How to adjust the Windows 8 Lock Screen (Quick Tip)

Quick Update: Thanks to THLJCL, I learned a quicker way of logging onto Windows 8, even without secure log on, just double click the screen and you will be presented with account screen. Thanks for the tip. Of course, if you are in a Enterprise environment, this will not work if secure log on is required.

If you are using a traditional desktop or laptop computer, logging onto Windows 8 might present a bit of fatigue if you have the Lock Screen enabled. Windows 8 is designed with Touch in mind, so an action such as the one below which requires that you drag the lock screen up might feel secondary to using a keyboard. Lets look at how to change that experience.


Press Windows Key + R on your Keyboard


Type in control userpasswords2 then Hit Enter on your keyboard


Under Secure logon check the box for Require users to press Ctrl+Alt+Delete


Logging on should be a bit quicker and easier.

1 Comment

Filed under Windows 8

One response to “How to adjust the Windows 8 Lock Screen (Quick Tip)

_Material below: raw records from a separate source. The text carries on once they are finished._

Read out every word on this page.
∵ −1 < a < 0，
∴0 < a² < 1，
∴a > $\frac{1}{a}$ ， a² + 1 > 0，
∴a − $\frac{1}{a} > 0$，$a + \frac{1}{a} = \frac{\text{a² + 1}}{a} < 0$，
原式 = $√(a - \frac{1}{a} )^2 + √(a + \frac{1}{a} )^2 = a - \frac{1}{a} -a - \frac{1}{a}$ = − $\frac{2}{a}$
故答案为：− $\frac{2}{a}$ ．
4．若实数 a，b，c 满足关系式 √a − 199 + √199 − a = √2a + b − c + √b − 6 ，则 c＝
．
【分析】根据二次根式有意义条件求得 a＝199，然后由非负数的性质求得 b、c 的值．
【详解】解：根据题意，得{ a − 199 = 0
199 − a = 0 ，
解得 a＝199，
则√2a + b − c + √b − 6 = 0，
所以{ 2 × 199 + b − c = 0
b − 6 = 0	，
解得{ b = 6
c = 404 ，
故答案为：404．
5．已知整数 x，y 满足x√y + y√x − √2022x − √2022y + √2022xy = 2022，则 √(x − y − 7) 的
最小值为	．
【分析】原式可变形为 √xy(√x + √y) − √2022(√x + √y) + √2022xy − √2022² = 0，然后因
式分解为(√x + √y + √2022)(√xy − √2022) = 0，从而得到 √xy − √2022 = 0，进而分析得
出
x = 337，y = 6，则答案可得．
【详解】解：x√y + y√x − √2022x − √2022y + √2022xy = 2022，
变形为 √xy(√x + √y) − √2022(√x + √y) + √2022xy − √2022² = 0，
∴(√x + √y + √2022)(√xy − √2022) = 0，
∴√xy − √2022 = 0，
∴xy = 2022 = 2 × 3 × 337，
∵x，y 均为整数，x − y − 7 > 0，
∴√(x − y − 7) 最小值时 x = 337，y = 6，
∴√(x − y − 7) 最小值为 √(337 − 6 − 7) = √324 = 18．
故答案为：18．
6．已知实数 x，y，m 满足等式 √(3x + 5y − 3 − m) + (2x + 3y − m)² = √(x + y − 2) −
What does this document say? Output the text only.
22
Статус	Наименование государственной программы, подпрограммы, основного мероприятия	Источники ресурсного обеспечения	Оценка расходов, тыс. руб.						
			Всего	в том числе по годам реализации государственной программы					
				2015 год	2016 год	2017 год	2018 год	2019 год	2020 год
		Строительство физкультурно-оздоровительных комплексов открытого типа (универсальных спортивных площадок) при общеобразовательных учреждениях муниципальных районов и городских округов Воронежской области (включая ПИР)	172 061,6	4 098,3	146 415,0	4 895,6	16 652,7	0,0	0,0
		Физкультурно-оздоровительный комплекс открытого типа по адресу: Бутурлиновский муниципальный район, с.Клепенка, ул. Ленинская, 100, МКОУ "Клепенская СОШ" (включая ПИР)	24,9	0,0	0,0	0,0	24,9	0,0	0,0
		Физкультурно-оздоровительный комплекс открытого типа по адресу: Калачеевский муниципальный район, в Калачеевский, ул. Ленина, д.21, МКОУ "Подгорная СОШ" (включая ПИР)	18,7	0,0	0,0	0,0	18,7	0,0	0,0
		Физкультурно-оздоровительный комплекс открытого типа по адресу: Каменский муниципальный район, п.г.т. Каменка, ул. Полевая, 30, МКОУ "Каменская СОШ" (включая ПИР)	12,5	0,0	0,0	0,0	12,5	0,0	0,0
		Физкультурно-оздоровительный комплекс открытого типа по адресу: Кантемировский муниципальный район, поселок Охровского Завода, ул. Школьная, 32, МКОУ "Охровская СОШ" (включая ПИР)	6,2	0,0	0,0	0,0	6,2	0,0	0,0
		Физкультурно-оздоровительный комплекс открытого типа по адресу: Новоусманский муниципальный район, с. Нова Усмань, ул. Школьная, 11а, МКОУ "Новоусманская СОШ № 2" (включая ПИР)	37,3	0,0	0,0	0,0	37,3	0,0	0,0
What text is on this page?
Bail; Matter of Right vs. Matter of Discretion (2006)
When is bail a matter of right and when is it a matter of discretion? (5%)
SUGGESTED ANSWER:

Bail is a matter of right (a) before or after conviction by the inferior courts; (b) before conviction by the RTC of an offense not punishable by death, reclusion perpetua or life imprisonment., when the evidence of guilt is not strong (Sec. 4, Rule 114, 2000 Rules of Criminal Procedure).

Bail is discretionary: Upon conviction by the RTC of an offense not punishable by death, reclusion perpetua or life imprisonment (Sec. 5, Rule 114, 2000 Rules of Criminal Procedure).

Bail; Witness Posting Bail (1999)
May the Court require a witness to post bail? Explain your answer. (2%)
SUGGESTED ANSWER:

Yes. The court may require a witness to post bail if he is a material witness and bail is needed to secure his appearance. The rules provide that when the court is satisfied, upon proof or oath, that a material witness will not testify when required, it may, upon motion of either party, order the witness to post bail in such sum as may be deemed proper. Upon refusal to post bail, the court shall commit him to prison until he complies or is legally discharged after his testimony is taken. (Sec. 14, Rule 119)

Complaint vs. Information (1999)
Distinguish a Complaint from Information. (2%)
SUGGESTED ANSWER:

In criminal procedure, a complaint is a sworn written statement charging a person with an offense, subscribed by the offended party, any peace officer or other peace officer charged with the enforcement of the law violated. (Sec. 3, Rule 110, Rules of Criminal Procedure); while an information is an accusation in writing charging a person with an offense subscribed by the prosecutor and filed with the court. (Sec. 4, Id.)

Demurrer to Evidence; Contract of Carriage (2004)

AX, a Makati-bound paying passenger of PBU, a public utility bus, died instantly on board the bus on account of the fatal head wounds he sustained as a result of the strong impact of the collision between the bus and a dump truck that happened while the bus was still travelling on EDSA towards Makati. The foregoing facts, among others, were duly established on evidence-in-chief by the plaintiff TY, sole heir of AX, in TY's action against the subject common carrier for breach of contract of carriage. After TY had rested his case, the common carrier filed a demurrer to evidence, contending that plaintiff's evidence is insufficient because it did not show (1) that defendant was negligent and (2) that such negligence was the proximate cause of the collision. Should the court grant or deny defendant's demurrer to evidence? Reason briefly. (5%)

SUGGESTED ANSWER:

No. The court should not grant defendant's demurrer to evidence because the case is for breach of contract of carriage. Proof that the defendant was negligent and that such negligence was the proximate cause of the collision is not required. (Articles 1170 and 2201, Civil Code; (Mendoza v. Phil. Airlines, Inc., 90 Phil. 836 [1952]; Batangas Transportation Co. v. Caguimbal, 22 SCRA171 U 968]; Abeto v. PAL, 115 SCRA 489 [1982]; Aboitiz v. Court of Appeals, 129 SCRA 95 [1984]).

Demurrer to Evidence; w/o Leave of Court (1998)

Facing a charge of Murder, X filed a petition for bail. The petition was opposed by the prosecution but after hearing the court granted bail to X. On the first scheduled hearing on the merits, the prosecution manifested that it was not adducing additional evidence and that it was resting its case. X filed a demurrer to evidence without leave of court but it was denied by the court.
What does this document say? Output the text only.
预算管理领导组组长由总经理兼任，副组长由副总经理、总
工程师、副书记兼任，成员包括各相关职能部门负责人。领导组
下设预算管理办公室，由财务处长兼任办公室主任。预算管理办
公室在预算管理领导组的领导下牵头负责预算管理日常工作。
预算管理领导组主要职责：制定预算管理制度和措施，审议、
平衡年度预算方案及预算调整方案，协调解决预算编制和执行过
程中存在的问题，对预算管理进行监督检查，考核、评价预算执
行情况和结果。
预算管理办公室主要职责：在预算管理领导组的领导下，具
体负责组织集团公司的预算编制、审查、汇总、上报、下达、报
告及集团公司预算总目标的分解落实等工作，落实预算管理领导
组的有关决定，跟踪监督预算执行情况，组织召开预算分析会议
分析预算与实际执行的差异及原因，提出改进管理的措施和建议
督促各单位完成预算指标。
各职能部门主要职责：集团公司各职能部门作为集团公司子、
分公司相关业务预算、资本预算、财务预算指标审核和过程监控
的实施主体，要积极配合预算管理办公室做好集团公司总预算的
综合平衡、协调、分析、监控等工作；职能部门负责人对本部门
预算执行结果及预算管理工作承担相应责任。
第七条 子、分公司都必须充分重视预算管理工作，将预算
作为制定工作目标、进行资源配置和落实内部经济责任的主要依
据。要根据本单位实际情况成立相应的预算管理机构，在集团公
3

  1. Why do you need to log on to Windows by imitating ‘Touch’ using a mouse? You do not need to go to ALL the processes to change the setting to require the need to press CTRL+ALT+DEL on keyboard to log on. Simply double-click using your mouse and the log on screen will appear. Of course you can also imitate the ‘Touch’ behavior, which does work in this scenario but NOT necessarily in ALL scenarios. By the way, I do have touch screens in my ALL-IN-ONE PC but I mostly use mouse and keyboard for typical desktop computing. I can’t wait to see how the software developers will come up with their apps. Microsoft does NOT make mouse/ keyboard second-class citizen. In fact, they ALL just work but not without some differences. You would not pointing device like mouse works like keyboard, would you? That’s why you need keyboard shortcut or on-screen keyboard. WELL, they are different input devices. But I guess I can’t blame you or anyone for try to make mouse work like ‘touch’. Windows ‘8’ Developer Preview is a pre-beta release with very little or no end-user oriented documentations. Most of the materials are now aimed for software developers or hardware manufacturers. Demo videos from Channel 9 may help. Or, you can always resort to the classic “trial and error”.